February 18th, 2013, marks a special President’s day for Civil-War buffs. On this day, in 1861, Jefferson Finis Davis was inaugurated as the first — and only — President of the Confederate States of America.

Confusion during parades is likely to ensue in the states of Texas, Alabama, and South Carolina, where some patriot will march down the street wrapped in nothing but a Confederate flag, drunk on moonshine, singing “I Wish I Was In Dixie. “

In four years, Davis managed to lose the war and destroy the Confederate economy through inflation, but not before he shamed himself on the world stage. Something about being the leader of a pro-slavery confederacy, fighting an anti-slavery union, didn’t sit well with the leaders of the countries from which Davis sought to enslave.

In aviation and postal history, in 1911, the first official air-mail flight took place, and in a rather arrogant manner. About 6,500 letters were flown over the excruciating distance of six miles, and what better person to do it than a French pilot, Henri Pequet, over a British-controlled territory known today as India.

If you didn’t vote for Pedro in 1913, don’t worry; nobody did. In 1913, Mexican military general Victoriano Huerta staged a coup that overthrew the then-reigning Presdient Francisco I. Madero, ultimately conspiring with Pedro Lascurain to give some legality to the takeover. Pedro’s presidency lasted a mere forty-five minutes, about the length most people can pay attention to politicians ramble on the news before realizing there’s something better on the next channel.

The planet Pluto was discovered in 1930 by Clyde Tombaugh, as he studied photographs he took the previous month. And, by no coincidence, Walt named Mickey Mouse’s dog in true Disney-fashion to cash in on the craze of whatever was sweeping the nation at the time.

Speaking of dumb animals, on this day in 1930, Elm Farm Ollie became the first cow to fly without the use of a catapult. The flight began in Bismarck, Missouri, and landed in St. Louis, as Elsworth W. Bunce became the first farmer to milk a cow in mid-flight, raising the bar of the mile-high club for bestiality enthusiasts.

Tom Cruise can celebrate today, for back in 1954, the first Church of Scientology was established in Los Angeles, California.
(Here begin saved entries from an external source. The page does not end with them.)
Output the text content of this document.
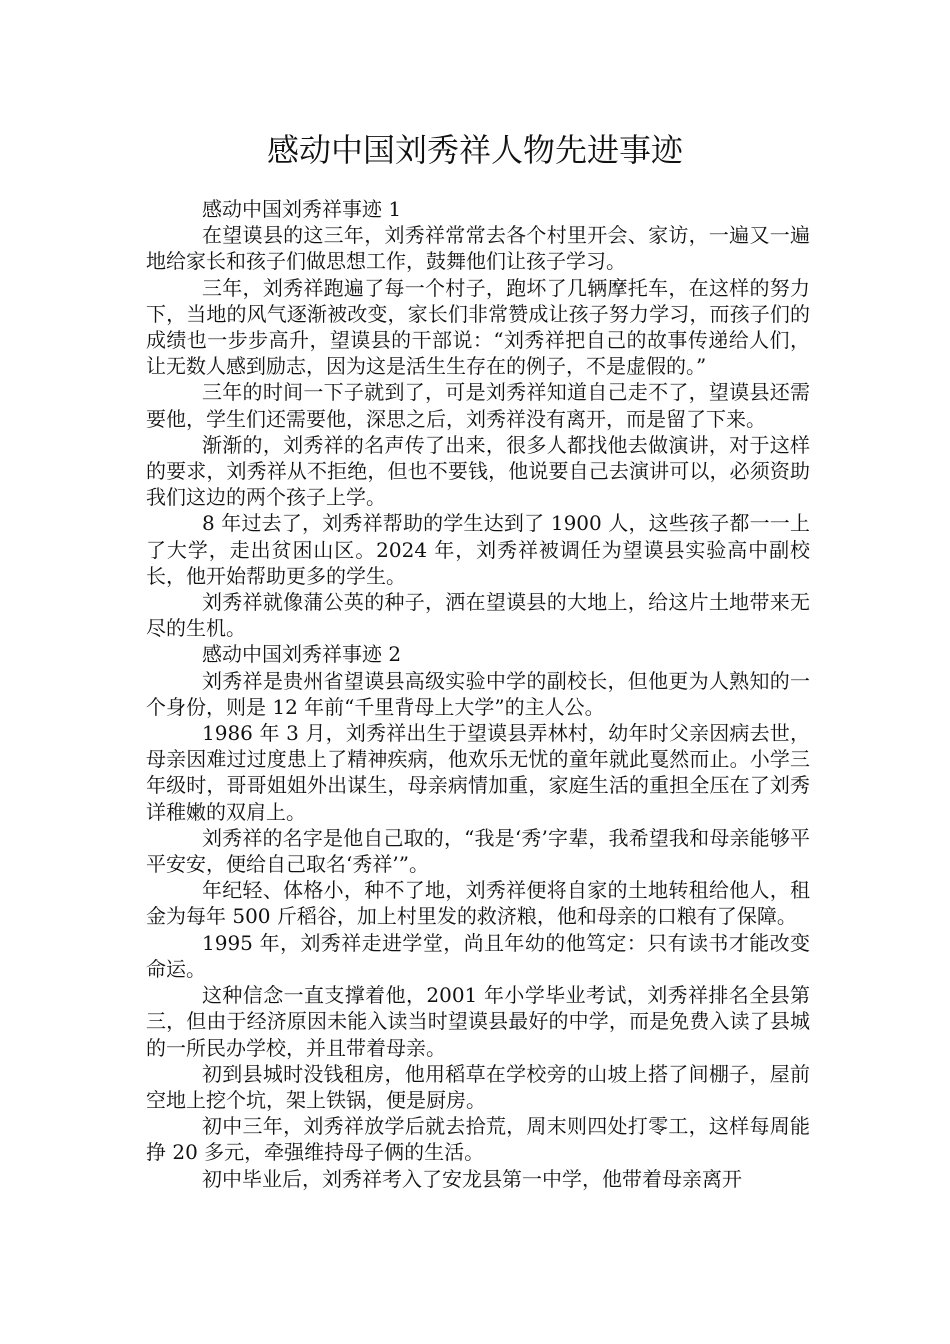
感动中国刘秀祥人物先进事迹

感动中国刘秀祥事迹 1

在望谟县的这三年，刘秀祥常常去各个村里开会、家访，一遍又一遍地给家长和孩子们做思想工作，鼓舞他们让孩子学习。

三年，刘秀祥跑遍了每一个村子，跑坏了几辆摩托车，在这样的努力下，当地的风气逐渐被改变，家长们非常赞成让孩子努力学习，而孩子们的成绩也一步步高升，望谟县的干部说：“刘秀祥把自己的故事传递给人们，让无数人感到励志，因为这是活生生存在的例子，不是虚假的。”

三年的时间一下子就到了，可是刘秀祥知道自己走不了，望谟县还需要他，学生们还需要他，深思之后，刘秀祥没有离开，而是留了下来。

渐渐的，刘秀祥的名声传了出来，很多人都找他去做演讲，对于这样的要求，刘秀祥从不拒绝，但也不要钱，他说要自己去演讲可以，必须资助我们这边的两个孩子上学。

8 年过去了，刘秀祥帮助的学生达到了 1900 人，这些孩子都一一上了大学，走出贫困山区。2024 年，刘秀祥被调任为望谟县实验高中副校长，他开始帮助更多的学生。

刘秀祥就像蒲公英的种子，洒在望谟县的大地上，给这片土地带来无尽的生机。

感动中国刘秀祥事迹 2

刘秀祥是贵州省望谟县高级实验中学的副校长，但他更为人熟知的一个身份，则是 12 年前“千里背母上大学”的主人公。

1986 年 3 月，刘秀祥出生于望谟县弄林村，幼年时父亲因病去世，母亲因难过过度患上了精神疾病，他欢乐无忧的童年就此戛然而止。小学三年级时，哥哥姐姐外出谋生，母亲病情加重，家庭生活的重担全压在了刘秀详稚嫩的双肩上。

刘秀祥的名字是他自己取的，“我是‘秀’字辈，我希望我和母亲能够平平安安，便给自己取名‘秀祥’”。

年纪轻、体格小，种不了地，刘秀祥便将自家的土地转租给他人，租金为每年 500 斤稻谷，加上村里发的救济粮，他和母亲的口粮有了保障。

1995 年，刘秀祥走进学堂，尚且年幼的他笃定：只有读书才能改变命运。

这种信念一直支撑着他，2001 年小学毕业考试，刘秀祥排名全县第三，但由于经济原因未能入读当时望谟县最好的中学，而是免费入读了县城的一所民办学校，并且带着母亲。

初到县城时没钱租房，他用稻草在学校旁的山坡上搭了间棚子，屋前空地上挖个坑，架上铁锅，便是厨房。

初中三年，刘秀祥放学后就去拾荒，周末则四处打零工，这样每周能挣 20 多元，牵强维持母子俩的生活。

初中毕业后，刘秀祥考入了安龙县第一中学，他带着母亲离开
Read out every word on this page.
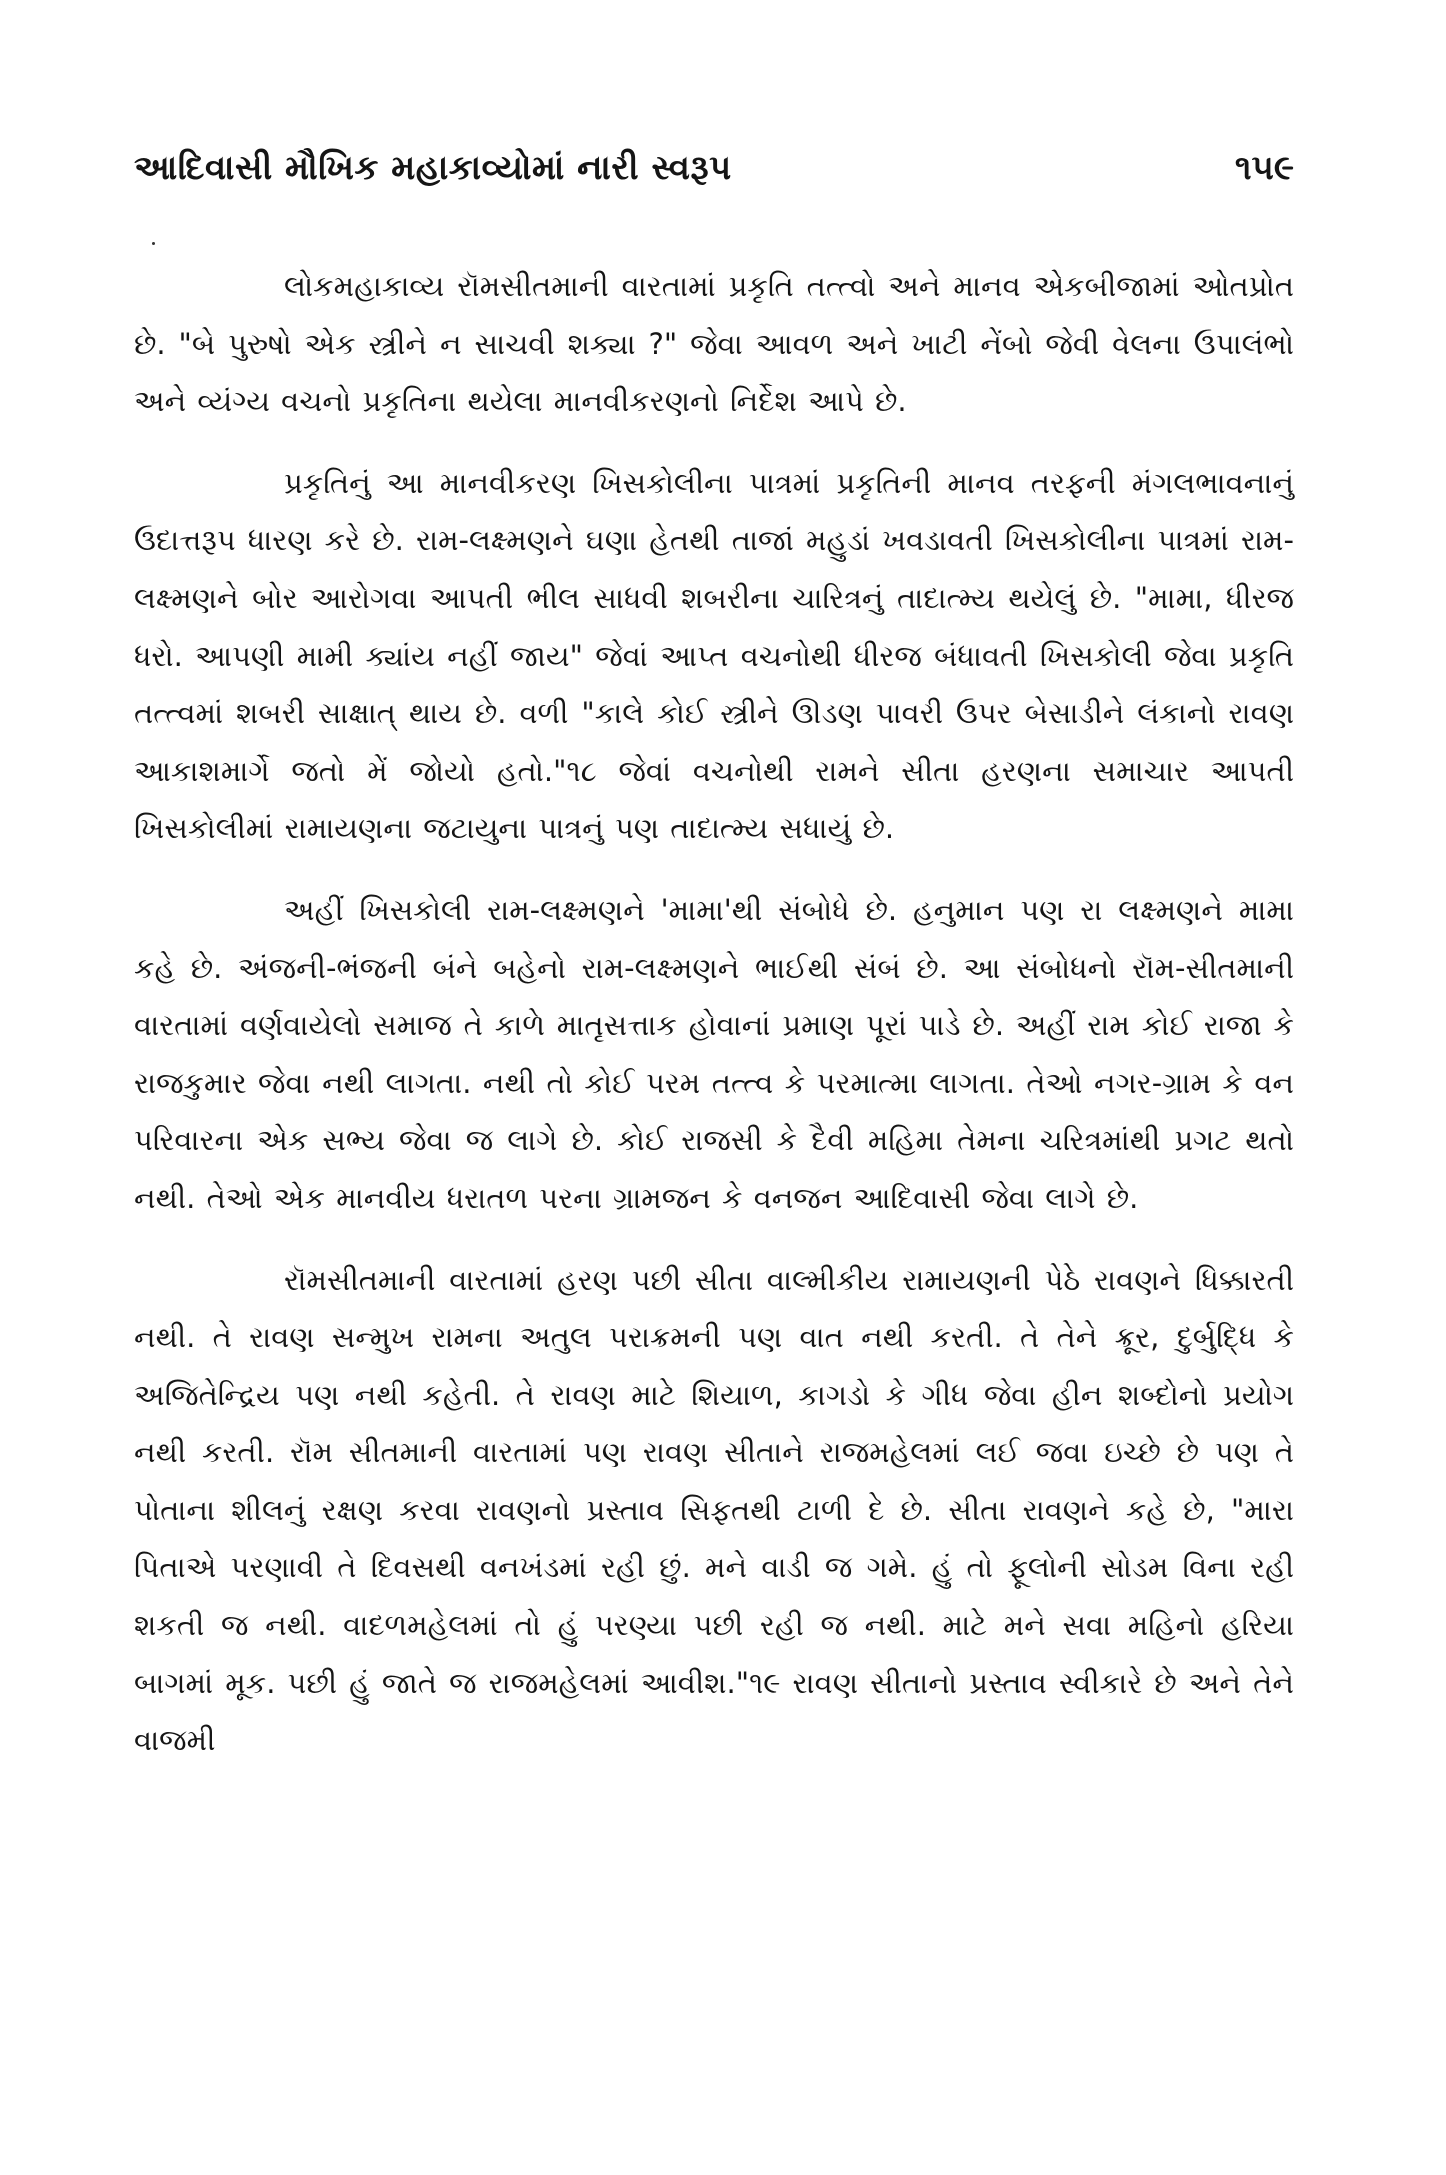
આદિવાસી મૌખિક મહાકાવ્યોમાં નારી સ્વરૂપ	૧૫૯

લોકમહાકાવ્ય રૉમસીતમાની વારતામાં પ્રકૃતિ તત્ત્વો અને માનવ એકબીજામાં ઓતપ્રોત છે. "બે પુરુષો એક સ્ત્રીને ન સાચવી શક્યા ?" જેવા આવળ અને ખાટી નેંબો જેવી વેલના ઉપાલંભો અને વ્યંગ્ય વચનો પ્રકૃતિના થયેલા માનવીકરણનો નિર્દેશ આપે છે.

પ્રકૃતિનું આ માનવીકરણ ખિસકોલીના પાત્રમાં પ્રકૃતિની માનવ તરફની મંગલભાવનાનું ઉદાત્તરૂપ ધારણ કરે છે. રામ-લક્ષ્મણને ઘણા હેતથી તાજાં મહુડાં ખવડાવતી ખિસકોલીના પાત્રમાં રામ-લક્ષ્મણને બોર આરોગવા આપતી ભીલ સાધવી શબરીના ચારિત્રનું તાદાત્મ્ય થયેલું છે. "મામા, ધીરજ ધરો. આપણી મામી ક્યાંય નહીં જાય" જેવાં આપ્ત વચનોથી ધીરજ બંધાવતી ખિસકોલી જેવા પ્રકૃતિ તત્ત્વમાં શબરી સાક્ષાત્ થાય છે. વળી "કાલે કોઈ સ્ત્રીને ઊડણ પાવરી ઉપર બેસાડીને લંકાનો રાવણ આકાશમાર્ગે જતો મેં જોયો હતો."૧૮ જેવાં વચનોથી રામને સીતા હરણના સમાચાર આપતી ખિસકોલીમાં રામાયણના જટાયુના પાત્રનું પણ તાદાત્મ્ય સધાયું છે.

અહીં ખિસકોલી રામ-લક્ષ્મણને 'મામા'થી સંબોધે છે. હનુમાન પણ રા લક્ષ્મણને મામા કહે છે. અંજની-ભંજની બંને બહેનો રામ-લક્ષ્મણને ભાઈથી સંબં છે. આ સંબોધનો રૉમ-સીતમાની વારતામાં વર્ણવાયેલો સમાજ તે કાળે માતૃસત્તાક હોવાનાં પ્રમાણ પૂરાં પાડે છે. અહીં રામ કોઈ રાજા કે રાજકુમાર જેવા નથી લાગતા. નથી તો કોઈ પરમ તત્ત્વ કે પરમાત્મા લાગતા. તેઓ નગર-ગ્રામ કે વન પરિવારના એક સભ્ય જેવા જ લાગે છે. કોઈ રાજસી કે દૈવી મહિમા તેમના ચરિત્રમાંથી પ્રગટ થતો નથી. તેઓ એક માનવીય ધરાતળ પરના ગ્રામજન કે વનજન આદિવાસી જેવા લાગે છે.

રૉમસીતમાની વારતામાં હરણ પછી સીતા વાલ્મીકીય રામાયણની પેઠે રાવણને ધિક્કારતી નથી. તે રાવણ સન્મુખ રામના અતુલ પરાક્રમની પણ વાત નથી કરતી. તે તેને ક્રૂર, દુર્બુદ્ધિ કે અજિતેન્દ્રિય પણ નથી કહેતી. તે રાવણ માટે શિયાળ, કાગડો કે ગીધ જેવા હીન શબ્દોનો પ્રયોગ નથી કરતી. રૉમ સીતમાની વારતામાં પણ રાવણ સીતાને રાજમહેલમાં લઈ જવા ઇચ્છે છે પણ તે પોતાના શીલનું રક્ષણ કરવા રાવણનો પ્રસ્તાવ સિફતથી ટાળી દે છે. સીતા રાવણને કહે છે, "મારા પિતાએ પરણાવી તે દિવસથી વનખંડમાં રહી છું. મને વાડી જ ગમે. હું તો ફૂલોની સોડમ વિના રહી શકતી જ નથી. વાદળમહેલમાં તો હું પરણ્યા પછી રહી જ નથી. માટે મને સવા મહિનો હરિયા બાગમાં મૂક. પછી હું જાતે જ રાજમહેલમાં આવીશ."૧૯ રાવણ સીતાનો પ્રસ્તાવ સ્વીકારે છે અને તેને વાજમી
Due to legal constraints, I regret to inform you I cannot comment further on the Church of Scientology or young Navy Fighter Pilots.

Finally, in a show of mercy on convicted felons, and to bolster bureaucratic budgets, the California Supreme Court decided in 1972 it was perfectly fine to invalidate California’s death penalty laws, and commuted all death-row inmate sentences to life in prison.

Not to be outdone, the California voters — then at the time more sane — voted for Proposition 17 just nine months later, thereby re-instituting capital punishment. And though they were quick to fix the law, they wouldn’t enforce it until twenty years later.